Certainly, Bolsa Família can and should be improved. Brazil also desperately needs tax, health-care, and educational reform, as well as greater investment in infrastructure. But a wealth of evidence contradicts at least some of the critics’ charges. Government statistics show that 75 percent of adult Bolsa Família recipients do work, for example, and generally those who don’t, can’t—because they live in areas with too few job opportunities.
It should come as no surprise,
then, that despite its imperfections, the program has attracted wide admiration abroad as well as at home. Nancy Birdsall, the president of the Washington-based Center for Global Development, has called Bolsa Família “as close as you can come to a magic bullet in development.” Other boosters range from The New York Times (which dubbed Bolsa Família “likely the most important government anti-poverty program the world has ever seen”) to The Economist (which declared it “a stunning success”).
Perhaps the best testament to the brilliance of Bolsa Família’s design, however—as well to the defiantly unorthodox, something-for-everyone approach Lula used to formulate and then sell it—is the fact that since the program’s creation, more than 63 countries have sent experts to Brazil to copy its model.
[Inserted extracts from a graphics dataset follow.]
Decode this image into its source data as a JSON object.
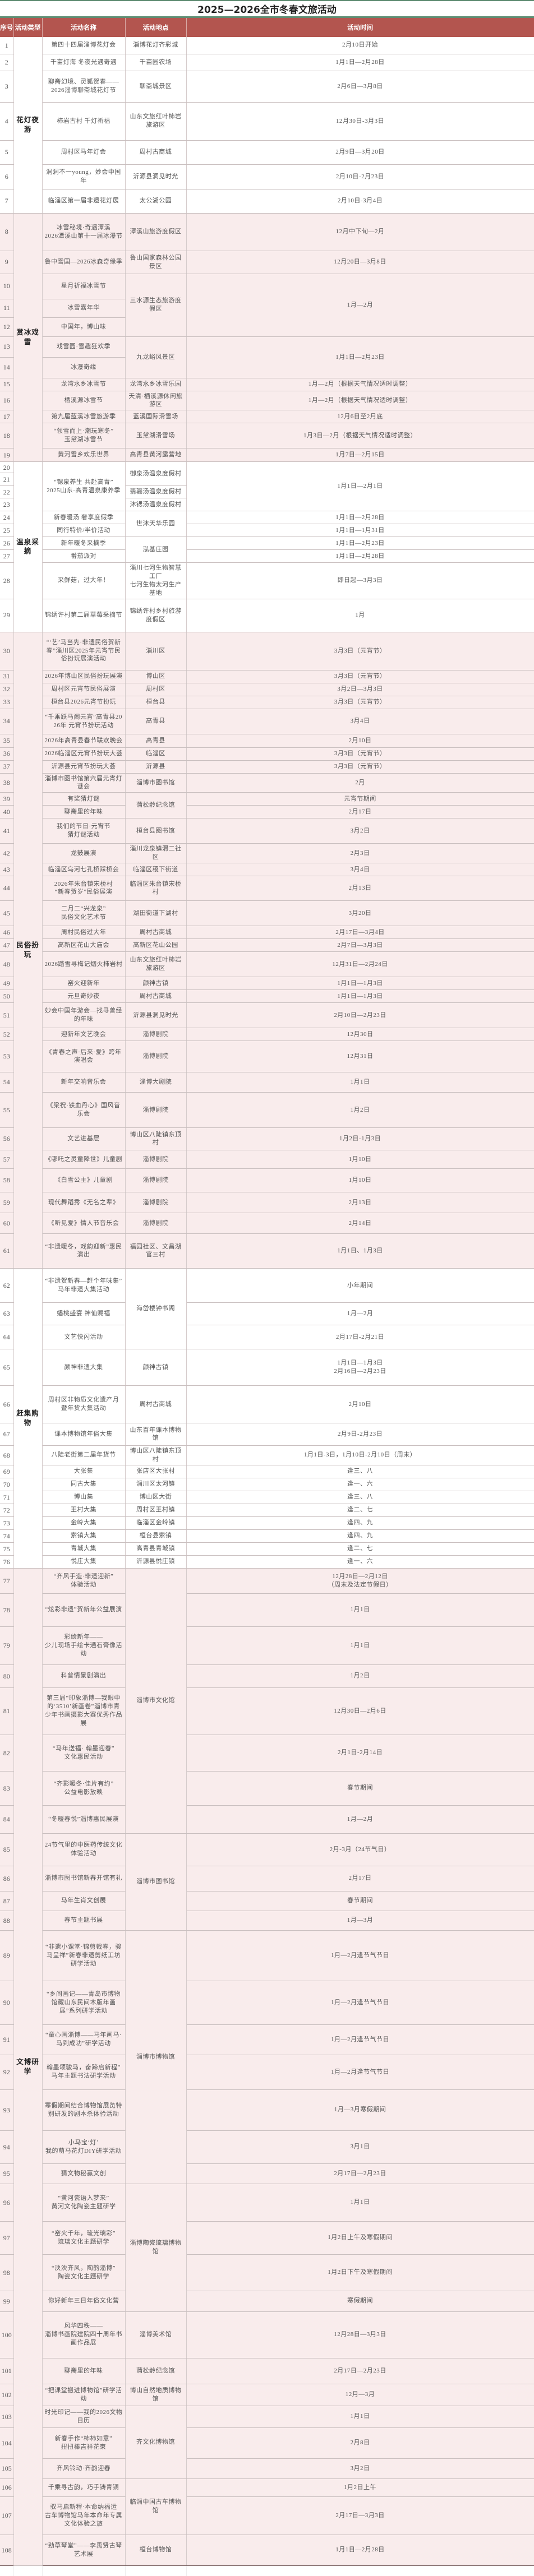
{
  "title": "2025—2026全市冬春文旅活动",
  "headers": [
    "序号",
    "活动类型",
    "活动名称",
    "活动地点",
    "活动时间"
  ],
  "colors": {
    "header_bg": "#b3554f",
    "band_pink": "#f9ecec",
    "title_rule": "#5f8c72"
  },
  "categories": [
    [
      "花灯夜游",
      7
    ],
    [
      "赏冰戏雪",
      12
    ],
    [
      "温泉采摘",
      10
    ],
    [
      "民俗扮玩",
      32
    ],
    [
      "赶集购物",
      15
    ],
    [
      "文博研学",
      32
    ]
  ],
  "rows": [
    [
      "1",
      "第四十四届淄博花灯会",
      "淄博花灯齐彩城",
      "2月10日开始"
    ],
    [
      "2",
      "千亩灯海 冬夜光遇奇遇",
      "千亩园农场",
      "1月1日—2月28日"
    ],
    [
      "3",
      "聊斋幻境、灵狐贺春——\n2026淄博聊斋城花灯节",
      "聊斋城景区",
      "2月6日—3月8日"
    ],
    [
      "4",
      "柿岩古村 千灯祈福",
      "山东文旅红叶柿岩旅游区",
      "12月30日-3月3日"
    ],
    [
      "5",
      "周村区马年灯会",
      "周村古商城",
      "2月9日—3月20日"
    ],
    [
      "6",
      "洞洞不一young，妙会中国年",
      "沂源县洞见时光",
      "2月10日-2月23日"
    ],
    [
      "7",
      "临淄区第一届非遗花灯展",
      "太公湖公园",
      "2月10日-3月4日"
    ],
    [
      "8",
      "冰雪秘境·奇遇潭溪\n2026潭溪山第十一届冰瀑节",
      "潭溪山旅游度假区",
      "12月中下旬—2月"
    ],
    [
      "9",
      "鲁中雪国—2026冰森奇缘季",
      "鲁山国家森林公园景区",
      "12月20日—3月8日"
    ],
    [
      "10",
      "星月祈福冰雪节",
      [
        "三水源生态旅游度假区",
        3
      ],
      [
        "1月—2月",
        3
      ]
    ],
    [
      "11",
      "冰雪嘉年华",
      null,
      null
    ],
    [
      "12",
      "中国年，博山味",
      null,
      null
    ],
    [
      "13",
      "戏雪园·雪趣狂欢季",
      [
        "九龙峪风景区",
        2
      ],
      [
        "1月1日—2月23日",
        2
      ]
    ],
    [
      "14",
      "冰瀑奇缘",
      null,
      null
    ],
    [
      "15",
      "龙湾水乡冰雪节",
      "龙湾水乡冰雪乐园",
      "1月—2月（根据天气情况适时调整）"
    ],
    [
      "16",
      "栖溪源冰雪节",
      "天清·栖溪源休闲旅游区",
      "1月—2月（根据天气情况适时调整）"
    ],
    [
      "17",
      "第九届蓝溪冰雪旅游季",
      "蓝溪国际滑雪场",
      "12月6日至2月底"
    ],
    [
      "18",
      "“领雪而上·潮玩寒冬”\n玉黛湖冰雪节",
      "玉黛湖滑雪场",
      "1月3日—2月（根据天气情况适时调整）"
    ],
    [
      "19",
      "黄河雪乡欢乐世界",
      "高青县黄河露营地",
      "1月7日—2月15日"
    ],
    [
      "20",
      [
        "“锶泉养生 共赴高青”\n2025山东·高青温泉康养季",
        4
      ],
      [
        "御泉汤温泉度假村",
        2
      ],
      [
        "1月1日—2月1日",
        4
      ]
    ],
    [
      "21",
      null,
      null,
      null
    ],
    [
      "22",
      null,
      "翡骊汤温泉度假村",
      null
    ],
    [
      "23",
      null,
      "沐锶汤温泉度假村",
      null
    ],
    [
      "24",
      "新春暖汤 奢享度假季",
      [
        "世沐天华乐园",
        2
      ],
      "1月1日—2月28日"
    ],
    [
      "25",
      "同行特价/半价活动",
      null,
      "1月1日—1月31日"
    ],
    [
      "26",
      "新年暖冬采摘季",
      [
        "泓基庄园",
        2
      ],
      "1月1日—2月23日"
    ],
    [
      "27",
      "番茄派对",
      null,
      "1月1日—2月28日"
    ],
    [
      "28",
      "采鲜菇，过大年！",
      "淄川七河生物智慧工厂\n七河生物太河生产基地",
      "即日起—3月3日"
    ],
    [
      "29",
      "锦绣许村第二届草莓采摘节",
      "锦绣许村乡村旅游度假区",
      "1月"
    ],
    [
      "30",
      "“‘艺’马当先·非遗民俗贺新春”淄川区2025年元宵节民俗扮玩展演活动",
      "淄川区",
      "3月3日（元宵节）"
    ],
    [
      "31",
      "2026年博山区民俗扮玩展演",
      "博山区",
      "3月3日（元宵节）"
    ],
    [
      "32",
      "周村区元宵节民俗展演",
      "周村区",
      "3月2日—3月3日"
    ],
    [
      "33",
      "桓台县2026元宵节扮玩",
      "桓台县",
      "3月3日（元宵节）"
    ],
    [
      "34",
      "“千乘跃马闹元宵”高青县2026年 元宵节扮玩活动",
      "高青县",
      "3月4日"
    ],
    [
      "35",
      "2026年高青县春节联欢晚会",
      "高青县",
      "2月10日"
    ],
    [
      "36",
      "2026临淄区元宵节扮玩大荟",
      "临淄区",
      "3月3日（元宵节）"
    ],
    [
      "37",
      "沂源县元宵节扮玩大荟",
      "沂源县",
      "3月3日（元宵节）"
    ],
    [
      "38",
      "淄博市图书馆第六届元宵灯谜会",
      "淄博市图书馆",
      "2月"
    ],
    [
      "39",
      "有奖猜灯谜",
      [
        "蒲松龄纪念馆",
        2
      ],
      "元宵节期间"
    ],
    [
      "40",
      "聊斋里的年味",
      null,
      "2月17日"
    ],
    [
      "41",
      "我们的节日·元宵节\n猜灯谜活动",
      "桓台县图书馆",
      "3月2日"
    ],
    [
      "42",
      "龙鼓展演",
      "淄川龙泉镇渭二社区",
      "2月3日"
    ],
    [
      "43",
      "临淄区乌河七孔桥踩桥会",
      "临淄区稷下街道",
      "3月4日"
    ],
    [
      "44",
      "2026年朱台镇宋桥村\n“新春贺岁”民俗展演",
      "临淄区朱台镇宋桥村",
      "2月13日"
    ],
    [
      "45",
      "二月二“兴龙泉”\n民俗文化艺术节",
      "湖田街道下湖村",
      "3月20日"
    ],
    [
      "46",
      "周村民俗过大年",
      "周村古商城",
      "2月17日—3月4日"
    ],
    [
      "47",
      "高新区花山大庙会",
      "高新区花山公园",
      "2月7日—3月3日"
    ],
    [
      "48",
      "2026踏雪寻梅记烟火柿岩村",
      "山东文旅红叶柿岩旅游区",
      "12月31日—2月24日"
    ],
    [
      "49",
      "窑火迎新年",
      "颜神古镇",
      "1月1日—1月3日"
    ],
    [
      "50",
      "元旦奇妙夜",
      "周村古商城",
      "1月1日—1月3日"
    ],
    [
      "51",
      "妙会中国年游会—找寻曾经的年味",
      "沂源县洞见时光",
      "2月10日—2月23日"
    ],
    [
      "52",
      "迎新年文艺晚会",
      "淄博剧院",
      "12月30日"
    ],
    [
      "53",
      "《青春之声·后来·爱》跨年演唱会",
      "淄博剧院",
      "12月31日"
    ],
    [
      "54",
      "新年交响音乐会",
      "淄博大剧院",
      "1月1日"
    ],
    [
      "55",
      "《梁祝·铁血丹心》国风音乐会",
      "淄博剧院",
      "1月2日"
    ],
    [
      "56",
      "文艺进基层",
      "博山区八陡镇东顶村",
      "1月2日-1月3日"
    ],
    [
      "57",
      "《哪吒之灵童降世》儿童剧",
      "淄博剧院",
      "1月10日"
    ],
    [
      "58",
      "《白雪公主》儿童剧",
      "淄博剧院",
      "1月10日"
    ],
    [
      "59",
      "现代舞蹈秀《无名之辈》",
      "淄博剧院",
      "2月13日"
    ],
    [
      "60",
      "《听见爱》情人节音乐会",
      "淄博剧院",
      "2月14日"
    ],
    [
      "61",
      "“非遗暖冬，戏韵迎新”惠民演出",
      "福园社区、文昌湖官三村",
      "1月1日、1月3日"
    ],
    [
      "62",
      "“非遗贺新春—赶个年味集”\n马年非遗大集活动",
      [
        "海岱楼钟书阁",
        3
      ],
      "小年期间"
    ],
    [
      "63",
      "蟠桃盛宴 神仙赐福",
      null,
      "1月—2月"
    ],
    [
      "64",
      "文艺快闪活动",
      null,
      "2月17日-2月21日"
    ],
    [
      "65",
      "颜神非遗大集",
      "颜神古镇",
      "1月1日—1月3日\n2月16日—2月23日"
    ],
    [
      "66",
      "周村区非物质文化遗产月\n暨年货大集活动",
      "周村古商城",
      "2月10日"
    ],
    [
      "67",
      "课本博物馆年俗大集",
      "山东百年课本博物馆",
      "2月9日-2月23日"
    ],
    [
      "68",
      "八陡老街第二届年货节",
      "博山区八陡镇东顶村",
      "1月1日-3日，1月10日-2月10日（周末）"
    ],
    [
      "69",
      "大张集",
      "张店区大张村",
      "逢三、八"
    ],
    [
      "70",
      "同古大集",
      "淄川区太河镇",
      "逢一、六"
    ],
    [
      "71",
      "博山集",
      "博山区大街",
      "逢三、八"
    ],
    [
      "72",
      "王村大集",
      "周村区王村镇",
      "逢二、七"
    ],
    [
      "73",
      "金岭大集",
      "临淄区金岭镇",
      "逢四、九"
    ],
    [
      "74",
      "索镇大集",
      "桓台县索镇",
      "逢四、九"
    ],
    [
      "75",
      "青城大集",
      "高青县青城镇",
      "逢二、七"
    ],
    [
      "76",
      "悦庄大集",
      "沂源县悦庄镇",
      "逢一、六"
    ],
    [
      "77",
      "“齐风手造·非遗迎新”\n体验活动",
      [
        "淄博市文化馆",
        8
      ],
      "12月28日—2月12日\n（周末及法定节假日）"
    ],
    [
      "78",
      "“炫彩非遗”贺新年公益展演",
      null,
      "1月1日"
    ],
    [
      "79",
      "彩绘新年——\n少儿现场手绘卡通石膏像活动",
      null,
      "1月1日"
    ],
    [
      "80",
      "科普情景剧演出",
      null,
      "1月2日"
    ],
    [
      "81",
      "第三届“印象淄博—我眼中的‘3510’新画卷”淄博市青少年书画摄影大赛优秀作品展",
      null,
      "12月30日—2月6日"
    ],
    [
      "82",
      "“马年送福· 翰墨迎春”\n文化惠民活动",
      null,
      "2月1日-2月14日"
    ],
    [
      "83",
      "“齐影暖冬·佳片有约”\n公益电影放映",
      null,
      "春节期间"
    ],
    [
      "84",
      "“冬暖春悦”淄博惠民展演",
      null,
      "1月—2月"
    ],
    [
      "85",
      "24节气里的中医药传统文化体验活动",
      [
        "淄博市图书馆",
        4
      ],
      "2月-3月（24节气日）"
    ],
    [
      "86",
      "淄博市图书馆新春开馆有礼",
      null,
      "2月17日"
    ],
    [
      "87",
      "马年生肖文创展",
      null,
      "春节期间"
    ],
    [
      "88",
      "春节主题书展",
      null,
      "1月—3月"
    ],
    [
      "89",
      "“非遗小课堂·锦剪裁春，骏马呈祥”新春非遗剪纸工坊研学活动",
      [
        "淄博市博物馆",
        7
      ],
      "1月—2月逢节气节日"
    ],
    [
      "90",
      "“乡间画记——青岛市博物馆藏山东民间木版年画展”系列研学活动",
      null,
      "1月—2月逢节气节日"
    ],
    [
      "91",
      "“童心画淄博——马年画马·马到成功”研学活动",
      null,
      "1月—2月逢节气节日"
    ],
    [
      "92",
      "翰墨颂骏马，奋蹄启新程”\n马年主题书法研学活动",
      null,
      "1月—2月逢节气节日"
    ],
    [
      "93",
      "寒假期间结合博物馆展览特别研发的剧本杀体验活动",
      null,
      "1月—3月寒假期间"
    ],
    [
      "94",
      "小马宝‘灯’\n我的萌马花灯DIY研学活动",
      null,
      "3月1日"
    ],
    [
      "95",
      "猜文物秘赢文创",
      null,
      "2月17日—2月23日"
    ],
    [
      "96",
      "“黄河瓷语入梦来”\n黄河文化陶瓷主题研学",
      [
        "淄博陶瓷琉璃博物馆",
        4
      ],
      "1月1日"
    ],
    [
      "97",
      "“窑火千年，琉光璃彩”\n琉璃文化主题研学",
      null,
      "1月2日上午及寒假期间"
    ],
    [
      "98",
      "“泱泱齐风，陶韵淄博”\n陶瓷文化主题研学",
      null,
      "1月2日下午及寒假期间"
    ],
    [
      "99",
      "你好新年三日年俗文化营",
      null,
      "寒假期间"
    ],
    [
      "100",
      "风华四秩——\n淄博书画院建院四十周年书画作品展",
      "淄博美术馆",
      "12月28日—3月3日"
    ],
    [
      "101",
      "聊斋里的年味",
      "蒲松龄纪念馆",
      "2月17日—2月23日"
    ],
    [
      "102",
      "“把课堂搬进博物馆”研学活动",
      "博山自然地质博物馆",
      "12月—3月"
    ],
    [
      "103",
      "时光印记——我的2026文物日历",
      [
        "齐文化博物馆",
        3
      ],
      "1月1日"
    ],
    [
      "104",
      "新春手作“柿柿如意”\n扭扭棒吉祥花束",
      null,
      "2月8日"
    ],
    [
      "105",
      "齐风铃动·齐韵迎春",
      null,
      "3月2日"
    ],
    [
      "106",
      "千乘寻古韵，巧手铸青铜",
      [
        "临淄中国古车博物馆",
        2
      ],
      "1月2日上午"
    ],
    [
      "107",
      "驭马启新程·本命纳福运\n古车博物馆马年本命年专属文化体验之旅",
      null,
      "2月17日—3月3日"
    ],
    [
      "108",
      "“劲草琴堂”——李禹贤古琴艺术展",
      "桓台博物馆",
      "1月1日—2月28日"
    ]
  ]
}
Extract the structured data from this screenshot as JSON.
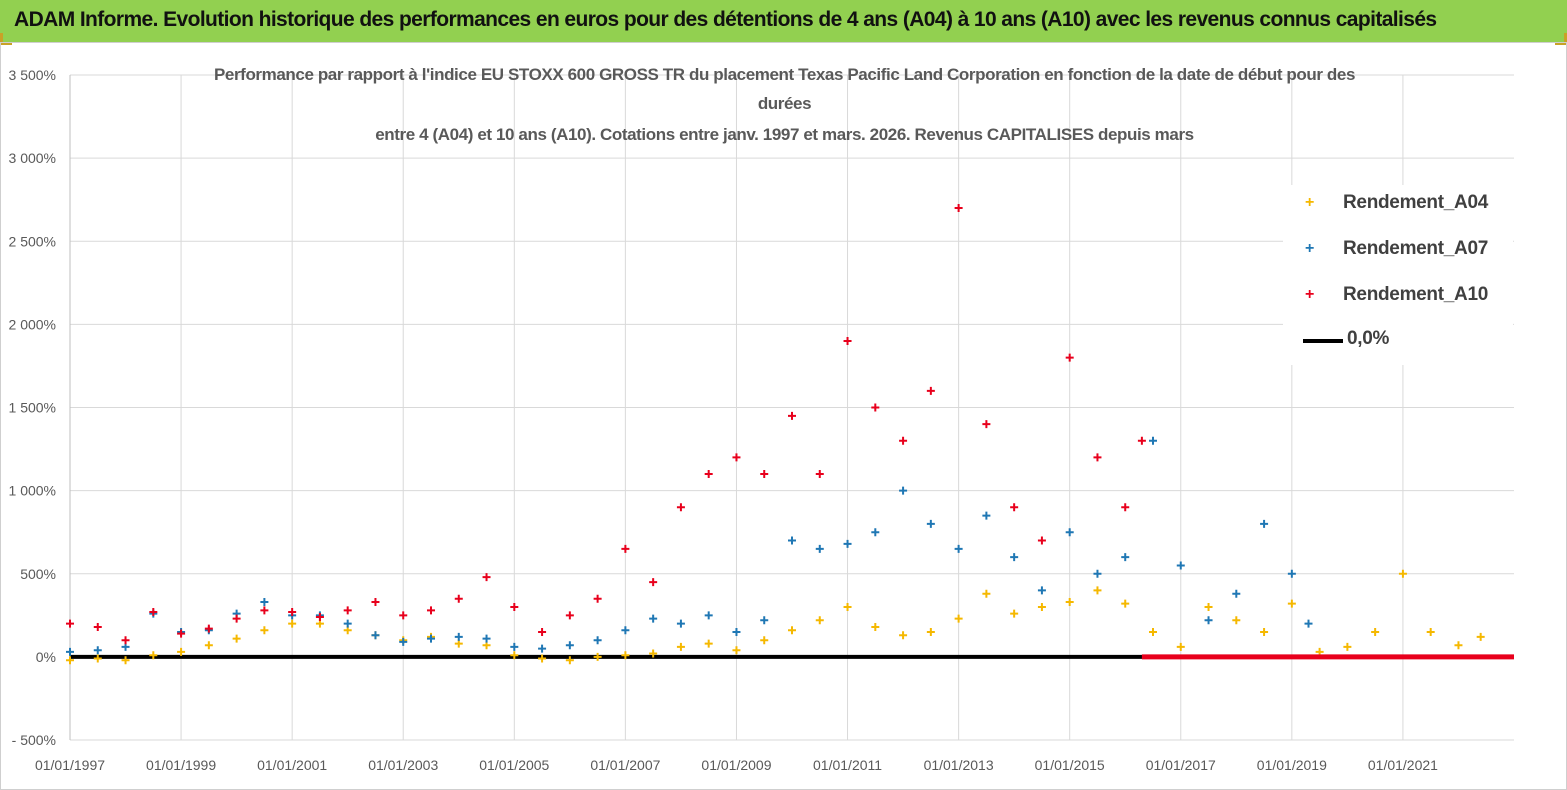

Within just a few years of Bolsa Família’s inception, in fact, the MDS was so swamped by all the foreign requests for advice that it began holding twice-yearly seminars on how to launch similar programs elsewhere. As of this writing, at least 40 states have taken that step, including most of the countries of Latin America, as well as Bangladesh, Indonesia, Morocco, South Africa, and Turkey (to name just a few). There have even been some copycat programs deployed in U.S. cities, such as Memphis and New York—more proof, if it’s needed, of the global appeal of Brazil’s great experiment.